In Hamburg wurden in den vergangenen sieben Tagen 213 neue Corona-Infektionen festgestellt (Stand 17. August). Diese Zahl kann noch steigen, da an Wochenenden nicht immer alle Fälle zeitnah erfasst werden. Es kann „vorkommen, dass am Wochenende weniger Personal im Einsatz ist, sodass es am Montag oder Dienstag noch zu Nachmeldungen kommen kann“, bestätigte Anja Segert von der Pressestelle der Sozialbehörde.

Wie sich der seit den Sommerferien weitgehend reguläre Schulunterricht auf die Entwicklung der Corona-Infektionen auswirkt, bleibt unklar. Die Schulbehörde hat bis Redaktionsschluss nicht mitgeteilt, wieviele mit Corona infizierte Schüler und Lehrer es seit Schuljahresbeginn gegeben hat.

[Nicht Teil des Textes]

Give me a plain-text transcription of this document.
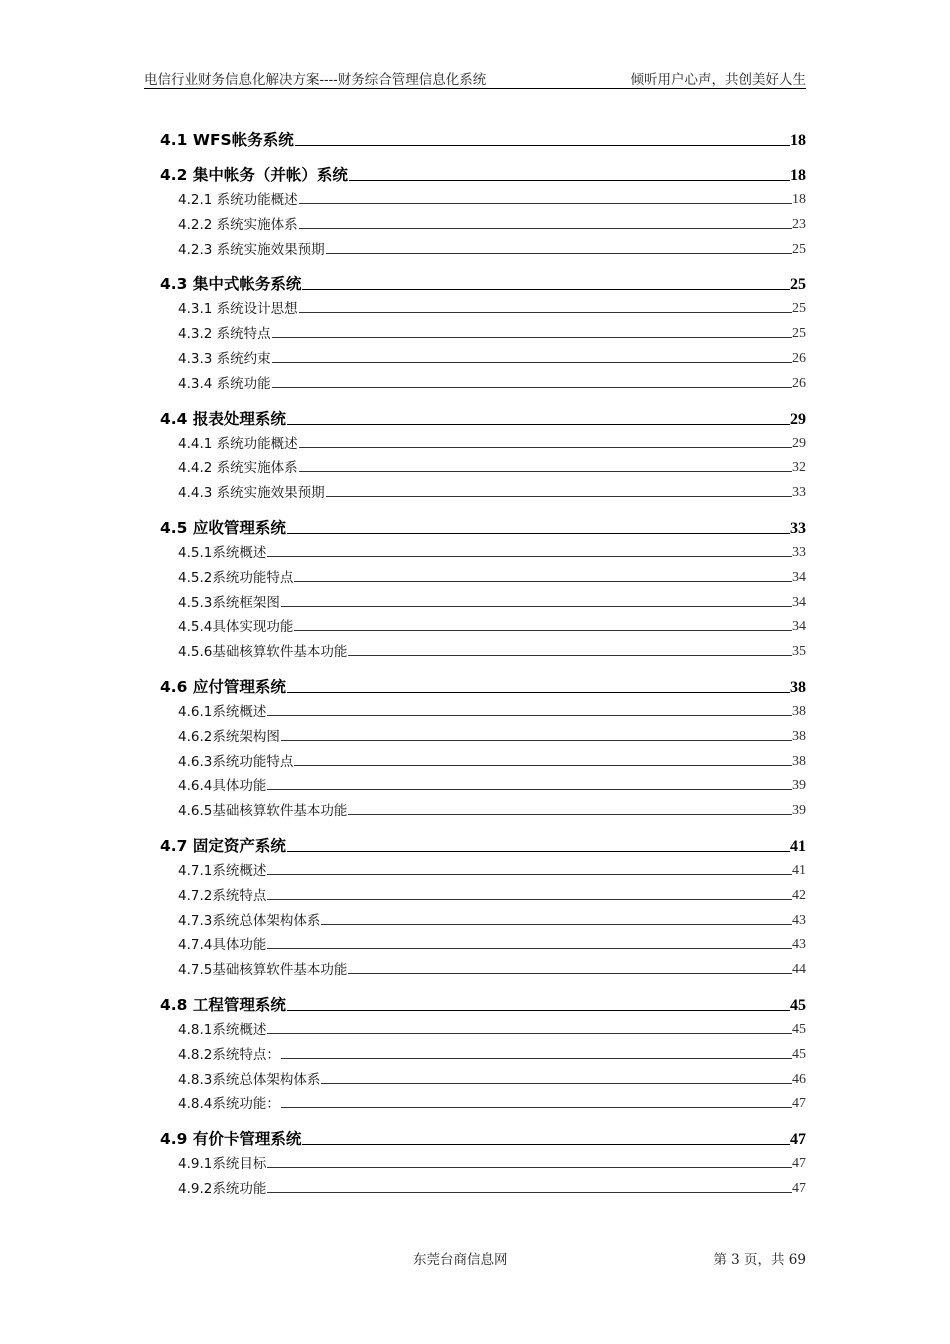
电信行业财务信息化解决方案----财务综合管理信息化系统	倾听用户心声，共创美好人生
4.1 WFS帐务系统	18
4.2 集中帐务（并帐）系统	18
4.2.1 系统功能概述	18
4.2.2 系统实施体系	23
4.2.3 系统实施效果预期	25
4.3 集中式帐务系统	25
4.3.1 系统设计思想	25
4.3.2 系统特点	25
4.3.3 系统约束	26
4.3.4 系统功能	26
4.4 报表处理系统	29
4.4.1 系统功能概述	29
4.4.2 系统实施体系	32
4.4.3 系统实施效果预期	33
4.5 应收管理系统	33
4.5.1系统概述	33
4.5.2系统功能特点	34
4.5.3系统框架图	34
4.5.4具体实现功能	34
4.5.6基础核算软件基本功能	35
4.6 应付管理系统	38
4.6.1系统概述	38
4.6.2系统架构图	38
4.6.3系统功能特点	38
4.6.4具体功能	39
4.6.5基础核算软件基本功能	39
4.7 固定资产系统	41
4.7.1系统概述	41
4.7.2系统特点	42
4.7.3系统总体架构体系	43
4.7.4具体功能	43
4.7.5基础核算软件基本功能	44
4.8 工程管理系统	45
4.8.1系统概述	45
4.8.2系统特点：	45
4.8.3系统总体架构体系	46
4.8.4系统功能：	47
4.9 有价卡管理系统	47
4.9.1系统目标	47
4.9.2系统功能	47
东莞台商信息网	第 3 页，共 69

Im Bezirk Harburg wurde nach Auskunft des Bezirksamts (Stand 14. August) „noch keine Corona-Infektion eines Schulkindes nach Teilnahme am Präsenzunterricht festgestellt.“ Allerdings bei einer Erzieherin. „Da die Vorgaben aus dem Hygienekonzept der Schule konsequent eingehalten wurden, bestand für keine Person ein erhöhtes Infektionsrisiko.“

Die Kassenärztliche Vereinigung weist darauf hin, dass die Sommergrippe Hamburg erreicht hat. Typische Symptome, sind Fieber, Husten, Schnupfen, Gelenk- und Halsschmerzen. Zur Abklärung sollte – nach telefonischer Anmeldung – ein Arzt aufgesucht oder der Arztruf Tel. 116 117 angerufen werden. Zu den Corona-Testzentren in Altona, Stresemannstraße 54, und Farmsen, Berner Heerweg 124, sollen nur symptomlose Patienten kommen.

 

Sieben-Tage-Inzidenz

Die Sieben-Tage-Inzidenz zeigt an, wie viele Menschen in einem Gebiet in sieben Tagen neu erkrankt sind – nicht in absoluten Zahlen, sondern jeweils hochgerechnet auf 100.000 Einwohner des betreffenden Gebiets. Steigt die Zahl auf über 50, müssen wieder weitreichende Beschränkungen eingeleitet werden. Für Hamburg bedeutet das: Die Grenze ist erreicht, wenn in einer Woche 900 neue Fälle registriert werden. Stand 17. August gab es in Hamburg den vergangenen sieben Tagen 213 Fälle. Die Sieben-Tage-Inzidenz in Hamburg beträgt 11,8. Den höchsten Wert haben Nordrhein-Westfalen (15,0) und Berlin (14,2, Stand: 17. August). Der Bundesdurchschnitt beträgt 8,2.